An original report states: "A player was disqualified from top 4 at the Mulligans cEDH event for using 11 proxies exceeding the 10-proxy limit." The same report says the player "offered to buy a replacement card immediately" but tournament organizers still "removed the player, forcing a 3-player finals pod." The report labels the ruling "harsh" and says it "has ignited backlash and discussions o" before the excerpt truncates.

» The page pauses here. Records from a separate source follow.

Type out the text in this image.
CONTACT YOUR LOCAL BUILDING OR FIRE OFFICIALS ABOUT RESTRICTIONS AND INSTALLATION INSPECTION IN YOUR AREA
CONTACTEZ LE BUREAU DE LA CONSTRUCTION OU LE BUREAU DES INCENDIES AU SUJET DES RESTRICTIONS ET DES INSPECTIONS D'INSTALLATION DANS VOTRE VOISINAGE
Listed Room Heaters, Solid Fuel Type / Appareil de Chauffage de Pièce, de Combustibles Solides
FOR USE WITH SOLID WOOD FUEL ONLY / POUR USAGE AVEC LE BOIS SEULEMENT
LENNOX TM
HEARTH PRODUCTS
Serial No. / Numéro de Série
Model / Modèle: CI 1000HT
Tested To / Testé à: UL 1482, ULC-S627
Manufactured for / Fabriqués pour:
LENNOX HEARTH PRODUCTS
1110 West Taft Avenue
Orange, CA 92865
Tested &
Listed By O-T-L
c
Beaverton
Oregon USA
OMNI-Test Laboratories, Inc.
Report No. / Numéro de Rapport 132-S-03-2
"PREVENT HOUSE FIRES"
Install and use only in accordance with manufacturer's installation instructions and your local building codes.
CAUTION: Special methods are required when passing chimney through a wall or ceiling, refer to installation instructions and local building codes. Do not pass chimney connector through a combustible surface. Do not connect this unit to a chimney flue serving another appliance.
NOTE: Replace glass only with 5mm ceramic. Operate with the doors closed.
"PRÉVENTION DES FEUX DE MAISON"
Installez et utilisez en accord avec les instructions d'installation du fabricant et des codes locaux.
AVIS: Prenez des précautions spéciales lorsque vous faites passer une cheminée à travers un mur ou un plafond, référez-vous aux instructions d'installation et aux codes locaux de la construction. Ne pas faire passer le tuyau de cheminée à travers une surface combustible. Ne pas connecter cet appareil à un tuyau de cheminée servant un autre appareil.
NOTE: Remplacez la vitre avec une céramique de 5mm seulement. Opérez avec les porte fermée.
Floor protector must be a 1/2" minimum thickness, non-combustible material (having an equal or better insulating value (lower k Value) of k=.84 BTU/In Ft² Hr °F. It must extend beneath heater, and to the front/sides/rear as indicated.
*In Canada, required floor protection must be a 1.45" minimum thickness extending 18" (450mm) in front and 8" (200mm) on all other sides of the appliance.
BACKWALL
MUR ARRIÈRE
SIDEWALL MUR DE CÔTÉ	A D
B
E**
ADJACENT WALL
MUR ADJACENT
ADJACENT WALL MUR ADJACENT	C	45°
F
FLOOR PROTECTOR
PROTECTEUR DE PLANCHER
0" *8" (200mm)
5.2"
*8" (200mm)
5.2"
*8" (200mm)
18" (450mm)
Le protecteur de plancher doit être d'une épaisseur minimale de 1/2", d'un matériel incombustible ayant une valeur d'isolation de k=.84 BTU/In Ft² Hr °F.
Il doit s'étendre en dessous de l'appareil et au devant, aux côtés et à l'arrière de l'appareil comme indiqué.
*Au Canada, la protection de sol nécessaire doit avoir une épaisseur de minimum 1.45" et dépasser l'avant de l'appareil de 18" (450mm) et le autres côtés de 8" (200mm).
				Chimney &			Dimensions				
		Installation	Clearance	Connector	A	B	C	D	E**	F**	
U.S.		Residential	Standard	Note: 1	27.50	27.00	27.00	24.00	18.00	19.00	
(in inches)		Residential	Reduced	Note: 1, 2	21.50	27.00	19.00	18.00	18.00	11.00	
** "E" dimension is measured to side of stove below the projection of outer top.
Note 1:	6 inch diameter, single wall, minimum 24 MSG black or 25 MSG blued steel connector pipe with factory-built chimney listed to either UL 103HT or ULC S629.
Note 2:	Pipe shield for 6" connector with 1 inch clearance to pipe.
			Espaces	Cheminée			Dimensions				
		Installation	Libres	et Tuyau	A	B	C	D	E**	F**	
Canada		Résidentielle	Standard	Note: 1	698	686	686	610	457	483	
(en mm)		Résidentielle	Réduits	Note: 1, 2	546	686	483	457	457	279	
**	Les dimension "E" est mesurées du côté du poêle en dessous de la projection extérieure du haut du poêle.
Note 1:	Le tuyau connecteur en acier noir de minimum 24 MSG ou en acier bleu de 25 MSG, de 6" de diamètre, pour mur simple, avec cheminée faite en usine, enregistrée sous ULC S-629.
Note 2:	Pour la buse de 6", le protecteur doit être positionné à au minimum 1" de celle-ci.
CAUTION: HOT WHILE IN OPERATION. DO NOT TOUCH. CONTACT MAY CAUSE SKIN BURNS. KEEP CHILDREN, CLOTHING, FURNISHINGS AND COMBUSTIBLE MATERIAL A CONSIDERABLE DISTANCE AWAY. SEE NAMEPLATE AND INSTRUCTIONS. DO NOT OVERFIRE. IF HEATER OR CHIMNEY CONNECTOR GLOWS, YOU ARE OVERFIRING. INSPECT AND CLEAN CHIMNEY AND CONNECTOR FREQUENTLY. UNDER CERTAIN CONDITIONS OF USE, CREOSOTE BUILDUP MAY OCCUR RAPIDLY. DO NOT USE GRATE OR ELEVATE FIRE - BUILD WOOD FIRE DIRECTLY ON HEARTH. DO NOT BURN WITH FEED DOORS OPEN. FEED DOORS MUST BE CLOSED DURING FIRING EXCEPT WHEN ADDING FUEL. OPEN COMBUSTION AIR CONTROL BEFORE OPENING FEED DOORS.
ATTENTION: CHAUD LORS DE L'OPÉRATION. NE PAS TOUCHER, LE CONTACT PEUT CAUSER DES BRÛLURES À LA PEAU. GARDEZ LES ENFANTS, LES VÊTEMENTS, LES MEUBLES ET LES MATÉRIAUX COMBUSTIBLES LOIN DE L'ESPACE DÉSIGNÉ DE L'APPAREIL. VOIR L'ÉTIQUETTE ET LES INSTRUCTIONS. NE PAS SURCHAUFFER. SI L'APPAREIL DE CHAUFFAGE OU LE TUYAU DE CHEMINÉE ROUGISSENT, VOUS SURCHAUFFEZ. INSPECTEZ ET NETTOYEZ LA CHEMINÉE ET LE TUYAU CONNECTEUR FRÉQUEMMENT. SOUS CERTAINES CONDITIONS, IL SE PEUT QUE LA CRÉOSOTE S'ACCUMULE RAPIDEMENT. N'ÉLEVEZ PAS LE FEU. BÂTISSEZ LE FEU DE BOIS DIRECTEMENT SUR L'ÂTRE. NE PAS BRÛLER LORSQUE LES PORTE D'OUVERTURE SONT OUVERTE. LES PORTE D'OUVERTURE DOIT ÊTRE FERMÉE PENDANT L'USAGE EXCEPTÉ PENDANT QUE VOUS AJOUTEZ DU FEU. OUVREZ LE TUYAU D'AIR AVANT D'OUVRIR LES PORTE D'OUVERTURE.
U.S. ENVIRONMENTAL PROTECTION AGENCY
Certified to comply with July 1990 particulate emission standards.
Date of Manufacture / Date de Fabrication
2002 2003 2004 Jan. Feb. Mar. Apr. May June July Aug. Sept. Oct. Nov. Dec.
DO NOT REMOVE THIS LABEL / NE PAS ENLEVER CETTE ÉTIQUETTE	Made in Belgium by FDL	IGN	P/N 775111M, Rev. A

Separately, a TopDeck.gg event listing titled "The First Tough Mulligans 500" advertises an event run by Tough Mulligans described as "completely free to play, fully proxy friendly webcam cEDH tournament held in the Tough Mulligans discord server." That listing scheduled the event for "Saturday, October 5th at 10AM CST" and promised a $500 cash prize pool "paid out to top4" with First Place: $200 via PayPal and 2nd-4th: $100 each via PayPal. The listing also specifies tournament structure: "a MINIMUM of four rounds of swiss," 80 minute swiss rounds with "no additional turns after time," a 15 minute breather after four rounds, and player-count triggers where the event "fires at 16 players," moves to Top 10 at 32 players, and to Top 16 and a 5th swiss round at 48 players.

AI-generated illustration

Those two documents present a direct factual tension. The TopDeck.gg page uses the phrase "fully proxy friendly" while the original report identifies a strict "10-proxy limit" and a DQ for 11 proxies. The supplied materials do not explicitly state the DQ incident occurred at "The First Tough Mulligans 500," and there is no unambiguous linkage in the excerpts provided. The original report gives the concrete outcomes - 11 proxies, 10-proxy limit, removal from Top 4, and a resulting three-player finals pod - but omits the player name, the tournament director, the date of the DQ, and the rule citation used to justify disqualification.

Prize Pool Split

Key factual gaps remain: the identity of the DQ'd player and the tournament director; the full Tourney Doc referenced on the TopDeck.gg page that might contain any proxy-count policy; whether the DQ removed the player from the entire event or only from Top 4; how the $500 payout and the $200/$100 breakdown were adjusted, if at all, after the finals became a three-player pod; and documented community reactions to the ruling beyond the truncated "ignited backlash and discussions o" line. The TopDeck.gg listing also references "Tourney Doc:" and promises post-event metagame analysis on the Tough Mulligans YouTube channel, but the tourney document text is not included in the supplied excerpt.

Until the Tough Mulligans tourney document and a statement from event organizers or the tournament director are produced, the precise relationship between the 11-proxy DQ reported and the TopDeck.gg "First Tough Mulligans 500" listing remains unverified. The specifics recorded so far - 11 proxies, a 10-proxy limit, an offer to buy a replacement card, and a three-player finals pod - are concrete facts that will shape any follow-up reporting and any rule clarifications for future webcam cEDH events claiming to be "fully proxy friendly.